2. Appliquer les correctifs (Patching)
- Pour HPE : Téléchargez et appliquez le hotfix de sécurité disponible sur le portail de support HPE. Assurez-vous de suivre les instructions spécifiques pour les mises à niveau d’applicance (reimage) pour éviter que la vulnérabilité ne réapparaisse après une mise à jour.
- Pour PowerPoint : Appliquer les mises à jour de sécurité de mai 2009 est techniquement la solution, mais en pratique, la migration vers des versions supportées de Microsoft 365 ou Office est le seul moyen viable de sécuriser les postes de travail.
3. Mesures de contournement et détection
Si le correctif ne peut être appliqué immédiatement (cas des systèmes hérités ou des contraintes opérationnelles) :
- Isoler les serveurs HPE OneView : Limitez l’accès réseau aux seules adresses IP de gestion autorisées via des règles de pare-feu strictes.
- Surveillance des logs : Activez la journalisation détaillée sur les appliances HPE pour détecter des tentatives d’exploitation ou des anomalies.
- Filtrage des pièces jointes : Renforcez les politiques de sécurité des emails pour bloquer les fichiers PowerPoint suspects (.ppt, .pot) ou activez les fonctionnalités de “Protected View” dans Office. Cette approche doit s’inscrire dans une stratégie plus large de prévention des arnaques aux cryptomonnaies par email et pages web qui exploitent la confiance des utilisateurs.
“La sécurité ne se limite pas au patching ; elle implique une surveillance continue et une compréhension fine de l’impact des vulnérabilités sur l’architecture spécifique.” (Expert en cybersécurité)

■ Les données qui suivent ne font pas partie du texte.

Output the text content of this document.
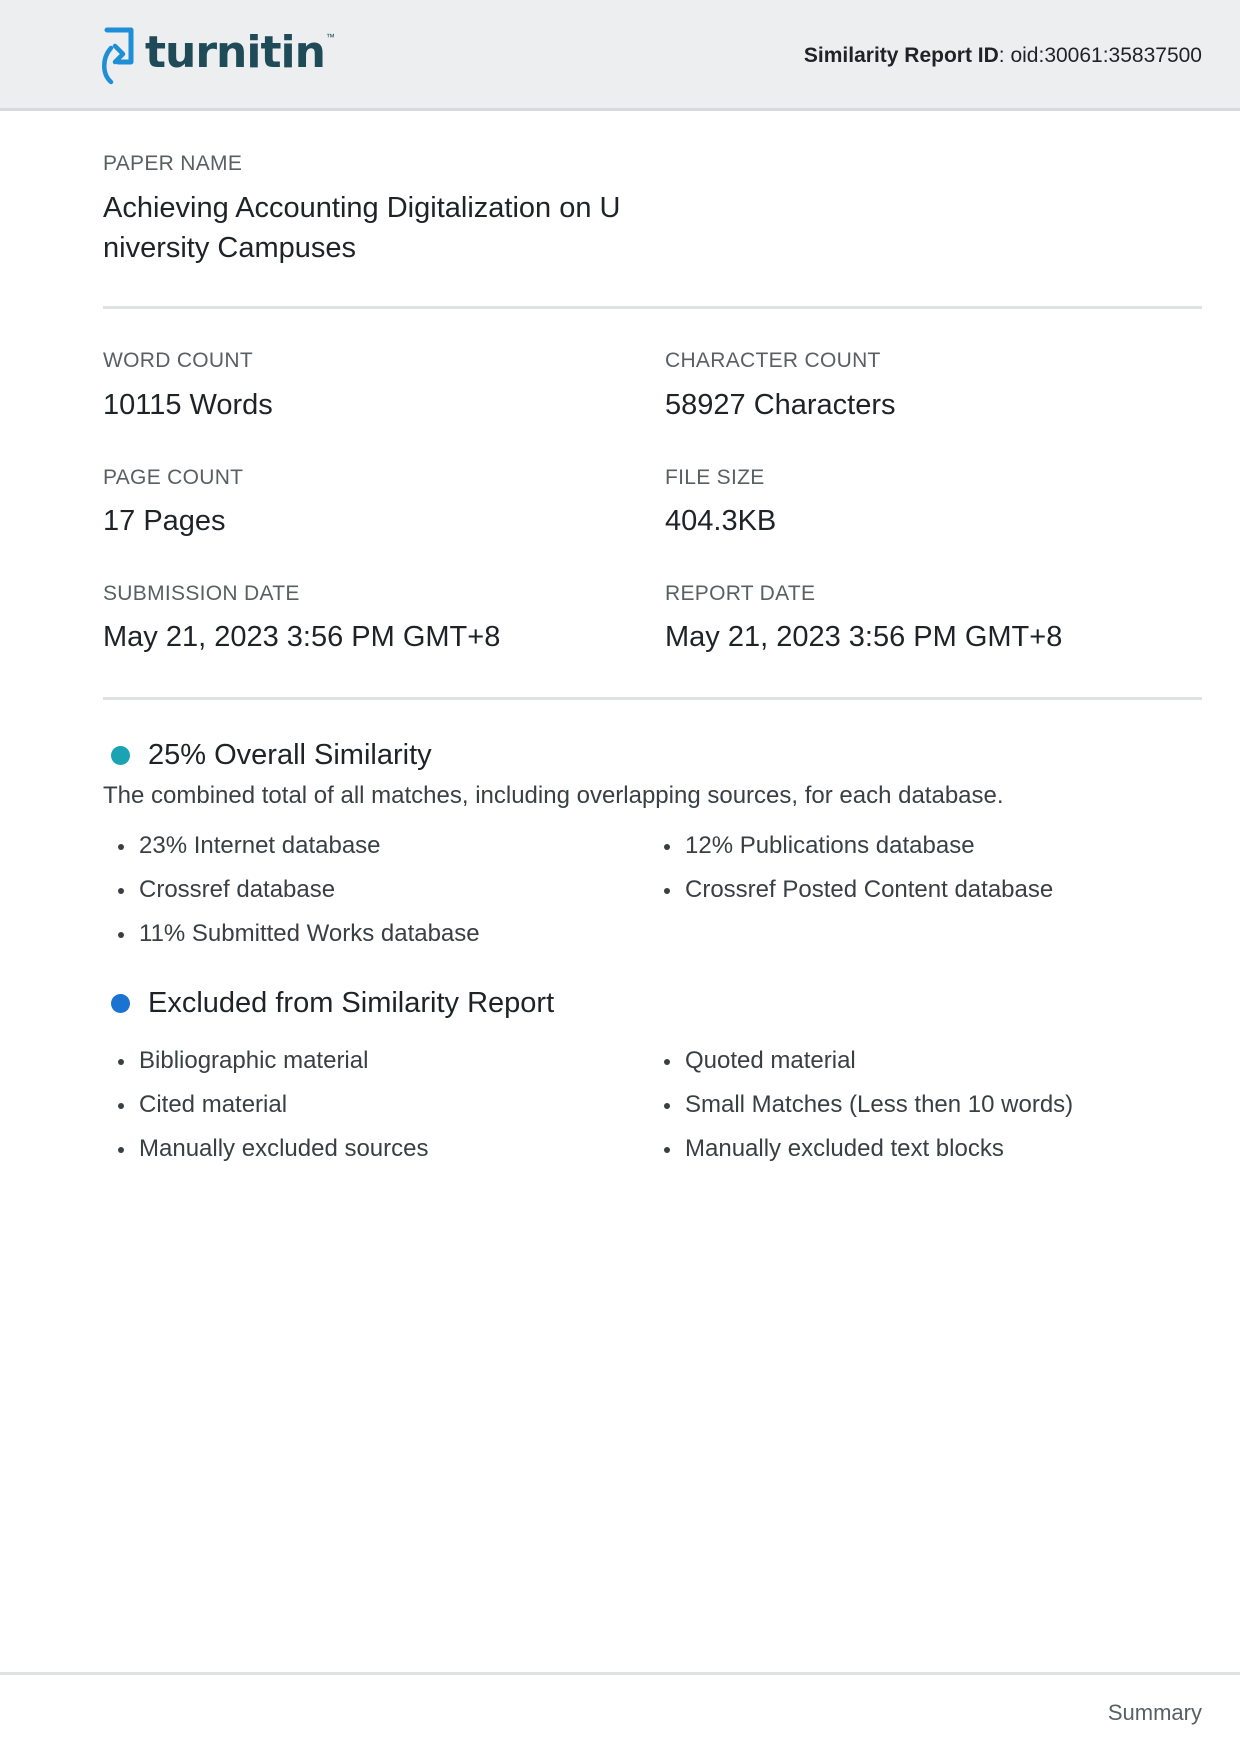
turnitin ™
Similarity Report ID: oid:30061:35837500
PAPER NAME
Achieving Accounting Digitalization on U niversity Campuses
WORD COUNT
10115 Words
CHARACTER COUNT
58927 Characters
PAGE COUNT
17 Pages
FILE SIZE
404.3KB
SUBMISSION DATE
May 21, 2023 3:56 PM GMT+8
REPORT DATE
May 21, 2023 3:56 PM GMT+8
25% Overall Similarity
The combined total of all matches, including overlapping sources, for each database.
23% Internet database
Crossref database
11% Submitted Works database
12% Publications database
Crossref Posted Content database
Excluded from Similarity Report
Bibliographic material
Cited material
Manually excluded sources
Quoted material
Small Matches (Less then 10 words)
Manually excluded text blocks
Summary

4. Analyse des vecteurs d’attaque connus
Il est important de noter que pour CVE-2025-37164, un module Metasploit est déjà disponible. Cela signifie que le seuil technique pour réaliser une attaque est bas. Les équipes de Red Teaming doivent inclure cette vulnérabilité dans leurs scénarios d’attaque simulée pour tester la réactivité des équipes de Blue Teaming.
Conclusion et recommandations stratégiques
L’ajout de CVE-2025-37164 et CVE-2009-0556 au catalogue KEV de la CISA en janvier 2026 rappelle une réalité immuable de la cybersécurité : la surface d’attaque est vaste et dynamique. La faille HPE OneView représente une urgence opérationnelle pour les DSI, car elle compromet l’infrastructure de gestion. La faille PowerPoint, bien que datant de 2009, sert de rappel salutaire à l’hygiène de sécurité des postes de travail et à la vigilance face aux pièces jointes.
Pour les entreprises françaises, l’objectif est clair : auditer immédiatement les infrastructures HPE OneView, appliquer les correctifs avant la date butoir de la CISA, et renforcer la formation des utilisateurs contre les menaces par email. Ne sous-estimez jamais une ancienne vulnérabilité ; tant qu’elle n’est pas corrigée sur 100% du parc, elle reste une porte d’entrée potentielle pour les attaquants.
Prochaine action : Vérifiez dès aujourd’hui la version de votre logiciel HPE OneView et consultez le bulletin de sécurité MS09-017 pour auditer vos anciens fichiers PowerPoint archivés.